Civic literacy is defined as a functional knowledge of the ideals of the Declaration of Independence, the content and purposes of the U.S. Constitution, a familiarity with the powers and operations of the three branches of the federal government, and a working grasp of the implications of defining moments in American history. The alarming deficit in civic literacy threatens the future of the republic. This is not a partisan position or conclusion. Studies and assessments conducted by a variety of organizations, including the conservative Intercollegiate Studies Institute (ISA), document a widespread lack of knowledge of politics and government, alienation and apathy, and low levels of civic engagement.

The results of a recent civics quiz conducted by the ISA were grim. The average score on the 33-question exam among the 2,508 Americans who took it in 2008, was 49 percent. The questions were not difficult. For example, respondents were asked to identify the inalienable rights referred to in the Declaration of Independence. The performance on the ISI quiz confirmed results of other independent organizations probing dimensions of our civic deficit.

In the last few years, surveys and assessments have disclosed a stunning lack of knowledge of basic facts about our governmental system. Sixty-four percent of Americans can't name the three branches of government. Most cannot name their own members of the U.S House of Representatives or the U.S. Senate. Nearly half don't know that states have two senators. Fifty-four percent can't name a single U.S. Supreme Court Justice. Only a bare majority can name even one basic purpose of the Constitution. More citizens can name "American Idol" judges than can name the rights guaranteed by the First Amendment. Sixty-one percent can name at least one "American Idol" judge, but only 15 percent know that John Roberts is the Chief Justice of the Supreme Court.

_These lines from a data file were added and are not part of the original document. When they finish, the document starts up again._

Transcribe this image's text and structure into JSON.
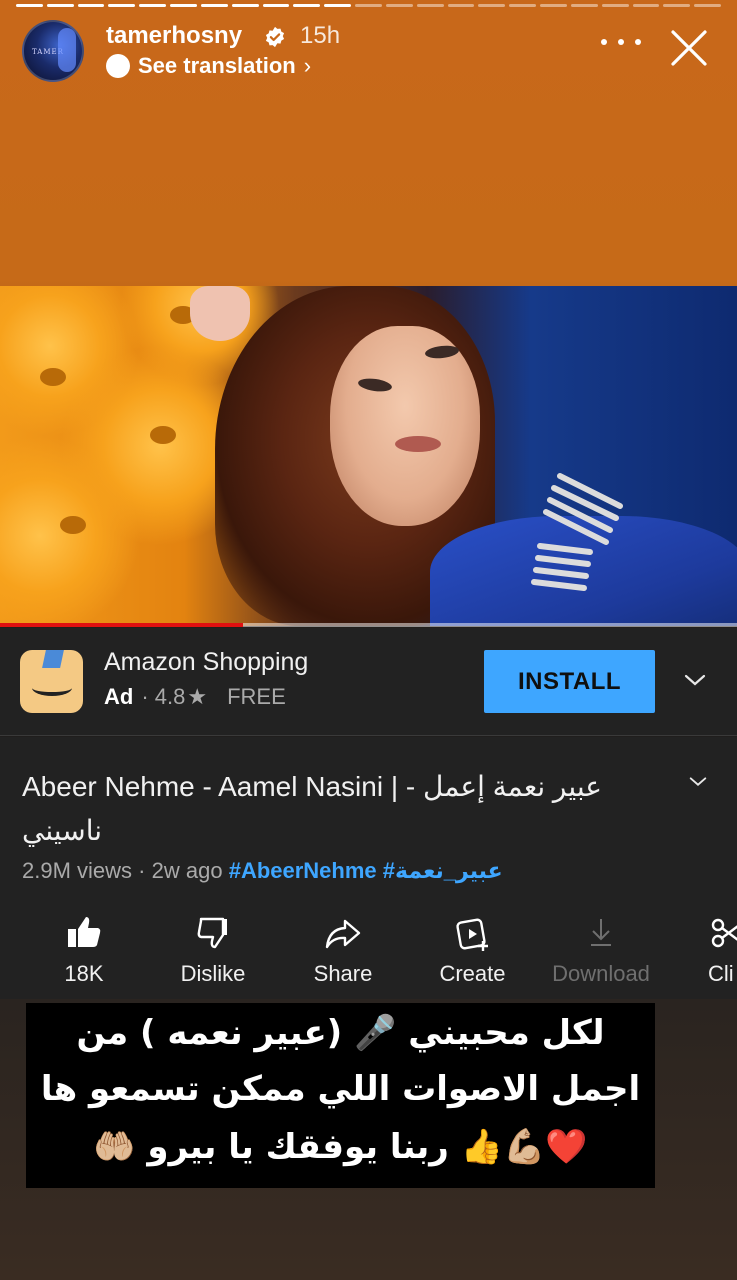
{
  "story": {
    "segments": 23,
    "segments_done": 11,
    "username": "tamerhosny",
    "time_ago": "15h",
    "see_translation": "See translation",
    "avatar_text": "TAMER"
  },
  "video": {
    "progress_fraction": 0.33
  },
  "ad": {
    "app_name": "Amazon Shopping",
    "tag": "Ad",
    "rating": "4.8",
    "star": "★",
    "price": "FREE",
    "install_label": "INSTALL"
  },
  "info": {
    "title": "Abeer Nehme - Aamel Nasini | - عبير نعمة إعمل ناسيني",
    "views": "2.9M views",
    "date": "2w ago",
    "tags": "#AbeerNehme #عبير_نعمة",
    "actions": [
      {
        "label": "18K",
        "icon": "thumbs-up-icon"
      },
      {
        "label": "Dislike",
        "icon": "thumbs-down-icon"
      },
      {
        "label": "Share",
        "icon": "share-icon"
      },
      {
        "label": "Create",
        "icon": "create-icon"
      },
      {
        "label": "Download",
        "icon": "download-icon"
      },
      {
        "label": "Cli",
        "icon": "clip-icon"
      }
    ]
  },
  "caption": {
    "line1": "لكل محبيني 🎤 (عبير نعمه ) من",
    "line2": "اجمل الاصوات اللي ممكن تسمعو ها",
    "line3": "❤️💪🏼👍 ربنا يوفقك يا بيرو 🤲🏼"
  },
  "colors": {
    "story_bg": "#c8681a",
    "install_blue": "#3ea6ff",
    "youtube_red": "#e01010",
    "panel_bg": "#222222"
  }
}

Preservation of government "of, by and for the people," requires more knowledge than many Americans possess. Meaningful participation in politics can't be guided by ideological passions alone. Americans need civics tools to understand, critique and criticize governmental programs, policies and laws if they are to perform their basic duties as citizens. Our nation has rightly acknowledged the urgent need to vigorously pursue STEM (science, technology, engineering and mathematics) education. We need to summon the same sense of urgency to climb out of the civic literacy deficit.

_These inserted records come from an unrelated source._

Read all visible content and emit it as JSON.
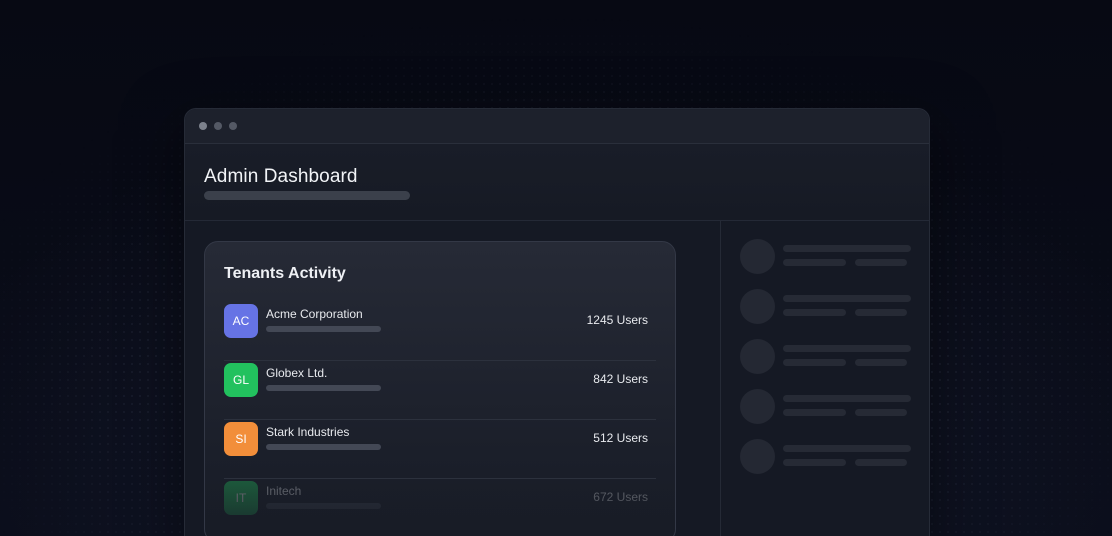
{
  "header": {
    "title": "Admin Dashboard"
  },
  "card": {
    "title": "Tenants Activity",
    "rows": [
      {
        "initials": "AC",
        "name": "Acme Corporation",
        "users": "1245 Users",
        "color": "#6673e5"
      },
      {
        "initials": "GL",
        "name": "Globex Ltd.",
        "users": "842 Users",
        "color": "#22c15e"
      },
      {
        "initials": "SI",
        "name": "Stark Industries",
        "users": "512 Users",
        "color": "#f28e3a"
      },
      {
        "initials": "IT",
        "name": "Initech",
        "users": "672 Users",
        "color": "#22c15e"
      }
    ]
  },
  "colors": {
    "background": "#080b17",
    "window": "#151924",
    "accent_indigo": "#6673e5",
    "accent_green": "#22c15e",
    "accent_orange": "#f28e3a"
  }
}
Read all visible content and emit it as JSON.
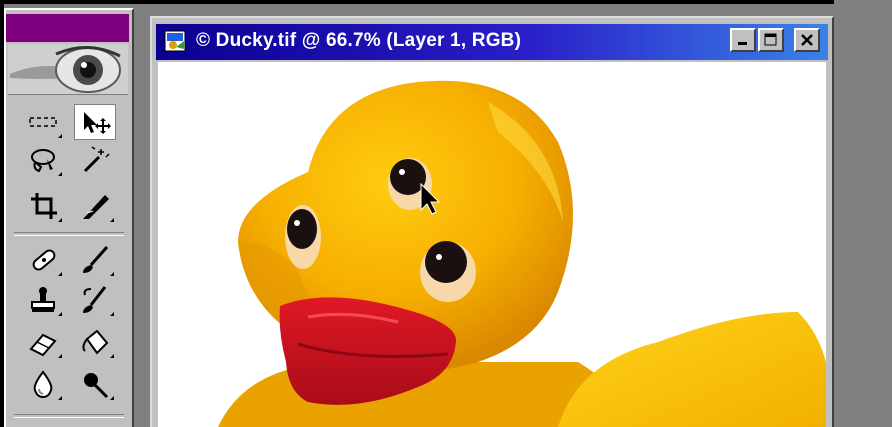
{
  "document": {
    "title": "© Ducky.tif @ 66.7% (Layer 1, RGB)"
  },
  "toolbox": {
    "tools": [
      {
        "name": "marquee-tool-icon"
      },
      {
        "name": "move-tool-icon",
        "selected": true
      },
      {
        "name": "lasso-tool-icon"
      },
      {
        "name": "magic-wand-tool-icon"
      },
      {
        "name": "crop-tool-icon"
      },
      {
        "name": "slice-tool-icon"
      },
      {
        "name": "healing-brush-tool-icon"
      },
      {
        "name": "brush-tool-icon"
      },
      {
        "name": "clone-stamp-tool-icon"
      },
      {
        "name": "history-brush-tool-icon"
      },
      {
        "name": "eraser-tool-icon"
      },
      {
        "name": "paint-bucket-tool-icon"
      },
      {
        "name": "blur-tool-icon"
      },
      {
        "name": "dodge-tool-icon"
      }
    ]
  },
  "colors": {
    "toolbox_title": "#7f007f",
    "titlebar_start": "#0a0090",
    "titlebar_end": "#3a82e8",
    "duck_yellow": "#f7b400",
    "beak_red": "#d0141e"
  }
}
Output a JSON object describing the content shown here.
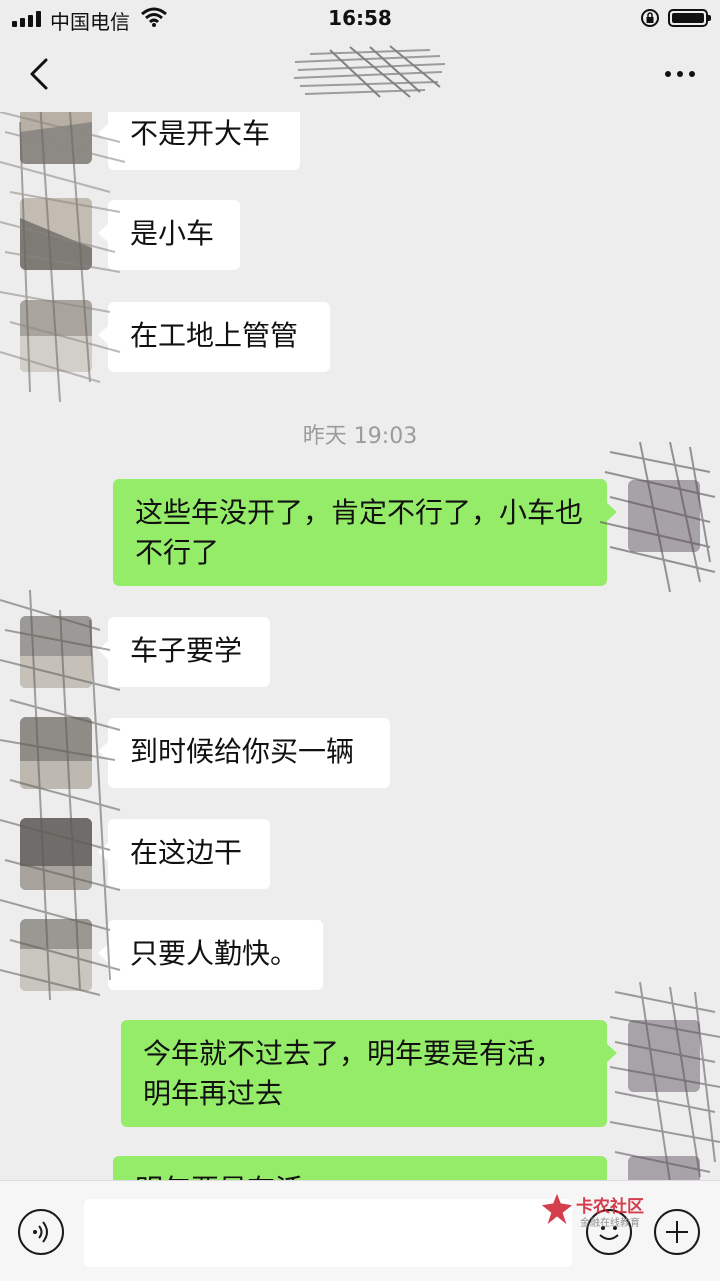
{
  "status_bar": {
    "carrier": "中国电信",
    "time": "16:58"
  },
  "messages": [
    {
      "dir": "in",
      "text": "不是开大车"
    },
    {
      "dir": "in",
      "text": "是小车"
    },
    {
      "dir": "in",
      "text": "在工地上管管"
    },
    {
      "timestamp": "昨天 19:03"
    },
    {
      "dir": "out",
      "text": "这些年没开了，肯定不行了，小车也不行了"
    },
    {
      "dir": "in",
      "text": "车子要学"
    },
    {
      "dir": "in",
      "text": "到时候给你买一辆"
    },
    {
      "dir": "in",
      "text": "在这边干"
    },
    {
      "dir": "in",
      "text": "只要人勤快。"
    },
    {
      "dir": "out",
      "text": "今年就不过去了，明年要是有活，明年再过去"
    },
    {
      "dir": "out",
      "text": "明年要是有活，…"
    }
  ],
  "watermark": {
    "brand": "卡农社区",
    "sub": "金融在线教育"
  },
  "icons": [
    "back-icon",
    "more-icon",
    "voice-icon",
    "emoji-icon",
    "plus-icon"
  ]
}
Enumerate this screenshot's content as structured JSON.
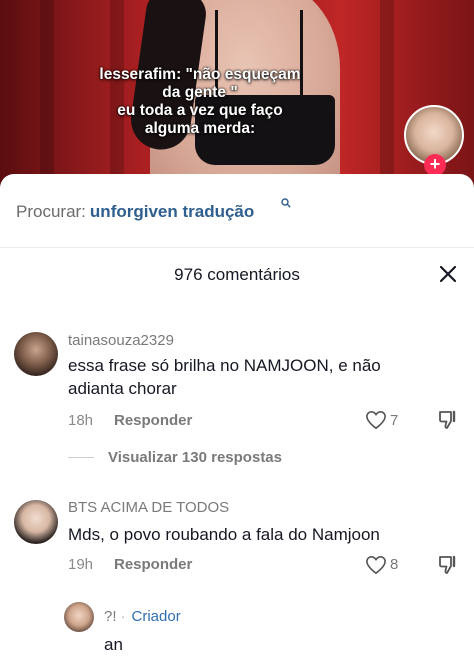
{
  "video": {
    "caption": "lesserafim: \"não esqueçam\nda gente \"\neu toda a vez que faço\nalguma merda:"
  },
  "search": {
    "prefix": "Procurar:",
    "query": "unforgiven tradução"
  },
  "comments_header": {
    "count_label": "976 comentários"
  },
  "comments": [
    {
      "username": "tainasouza2329",
      "text": "essa frase só brilha no NAMJOON, e não adianta chorar",
      "time": "18h",
      "reply_label": "Responder",
      "likes": "7",
      "view_replies": "Visualizar 130 respostas"
    },
    {
      "username": "BTS ACIMA DE TODOS",
      "text": "Mds, o povo roubando a fala do Namjoon",
      "time": "19h",
      "reply_label": "Responder",
      "likes": "8"
    }
  ],
  "reply": {
    "username": "?!",
    "badge": "Criador",
    "text": "an"
  },
  "colors": {
    "accent": "#fe2c55",
    "link": "#2f5f8f"
  }
}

Remedies are at hand, if federal governmental leaders will but grasp them. On April 29, the U.S. Senate passed Senate Resolution 427, expressing the sense of the Senate on the importance of effective civic education programs in our nation's schools. The measure is now before the House, and it deserves the support of Reps. Mike Simpson and Raul Labrador. In addition, Congress should restore full funding to the Democracy for Education Act which had funded, for roughly 25 years, the admirable education programs of the Center for Civic Education, an institution that enjoyed the full support and enthusiasm of former Chief Justice Warren E. Burger, and graduated millions of students across the nation.

David Adler is the Cecil D. Andrus professor of public affairs at Boise State University, where he serves as director of the Andrus Center for Public Policy.